Current Status
On Track — Saudi Arabia has risen 25 places on the UN E-Government Development Index (EGDI), reaching 6th globally in the 2024 survey. This places the Kingdom one position from its top-5 target and reflects world-class digital government service delivery.
Key Metrics
| Metric | Value |
|---|---|
| Baseline Rank (2016) | 44th |
| Rank (2018) | 52nd |
| Rank (2020) | 43rd |
| Rank (2022) | 31st |
| Latest (2024) | 6th |
| Target 2030 | Top 5 |
| Gap to Target | 1 position |
| EGDI Score (2024) | 0.9501 |
| E-Participation Index | 1st globally |
Trend Analysis
Saudi Arabia’s ascent on the UN E-Government Development Index represents one of the most dramatic leaps in the survey’s history. Rising from 44th in 2016 to 6th in 2024 — a gain of 38 places overall and 25 places from the 31st position in 2022 alone — places the Kingdom among elite digital government nations alongside Denmark, Finland, South Korea, Singapore, and Estonia. On the complementary E-Participation Index, which measures citizen engagement through digital platforms, Saudi Arabia has achieved the top position globally.
The transformation is attributable to a comprehensive digital government strategy executed through the Yesser e-Government Programme and the Digital Government Authority. The foundational investments include the Absher platform (serving over 25 million users for identity, visa, and government services), the Etimad unified government procurement platform, the SADAD payment system (processing over 200 million transactions annually), and the Nafath digital identity system. These platforms have enabled over 97 per cent of government services to be accessible online, with many available exclusively through digital channels.

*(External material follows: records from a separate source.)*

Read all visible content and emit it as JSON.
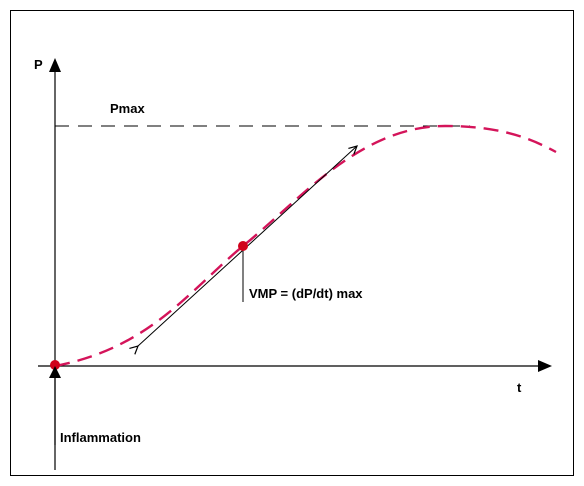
{
  "labels": {
    "p_axis": "P",
    "t_axis": "t",
    "pmax": "Pmax",
    "vmp": "VMP = (dP/dt) max",
    "inflammation": "Inflammation"
  },
  "colors": {
    "curve": "#d4145a",
    "point": "#d0021b",
    "border": "#000000",
    "background": "#ffffff",
    "axis": "#000000"
  }
}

The architectural approach has been distinctive. Rather than digitising existing paper-based processes, Saudi Arabia has fundamentally redesigned government service delivery around digital-native workflows. The “Government as a Platform” approach integrates data across agencies, enabling proactive service delivery where government systems anticipate citizen needs and provide services without requiring applications. The establishment of the Saudi Data and Artificial Intelligence Authority (SDAIA) has provided the institutional backbone for data governance, AI adoption in government, and the development of national data infrastructure. The COVID-19 pandemic, while challenging, accelerated digital adoption across both government and citizen populations, creating a step-change in digital service utilisation that has proven permanent.
Methodology
The UN E-Government Development Index is published biennially by the UN Department of Economic and Social Affairs. It is a composite index comprising three sub-indices: the Online Services Index (OSI), measuring the scope and quality of government services available online; the Telecommunication Infrastructure Index (TII), measuring ICT infrastructure availability; and the Human Capital Index (HCI), measuring education and literacy levels. Each sub-index is normalised on a 0-to-1 scale, and the EGDI is the arithmetic average. The assessment covers all 193 UN Member States. The Online Services component is evaluated through expert assessment of national government portals and service delivery platforms. The E-Participation Index is a supplementary measure evaluated separately. Saudi Arabia’s 2024 score of 0.9501 places it among the highest-performing nations globally.
Related Priorities
Digital government excellence enables multiple Vision 2030 objectives. It supports economic competitiveness by reducing administrative burden on businesses (supporting Ease of Doing Business improvements and FDI attraction). It enables efficient delivery of citizen services that contribute to the World Happiness Index. The digital infrastructure underpins the Home Ownership programme (Sakani platform), healthcare delivery (Seha telemedicine), and education reforms. The data infrastructure developed for e-government supports the Kingdom’s ambitions in artificial intelligence and data-driven governance. The World Competitiveness ranking benefits from strong e-government performance, as digital governance is a key sub-indicator.
Outlook
Reaching the top 5 requires Saudi Arabia to surpass one of the current leaders — Denmark, Finland, Republic of Korea, Singapore, or Estonia — all of which are established digital government leaders with decades of investment. The gap from 6th to 5th is narrow (typically less than 0.01 on the EGDI score), and Saudi Arabia’s momentum suggests this is achievable in the next assessment cycle (2026).
The principal competition comes from nations with higher telecommunications infrastructure penetration (Nordic countries have near-universal broadband) and higher human capital indices (reflecting educational attainment scores). Saudi Arabia’s strength in online services — where it already scores among the world’s highest — provides a competitive advantage. The Vanderbilt Portfolio projects Saudi Arabia will achieve top-5 status by 2026 or 2028 at the latest, making this one of the most confidently projected KPI achievements in the Vision 2030 framework. The achievement is particularly noteworthy as it demonstrates competitiveness in a knowledge-economy domain where Saudi Arabia had no historical advantage.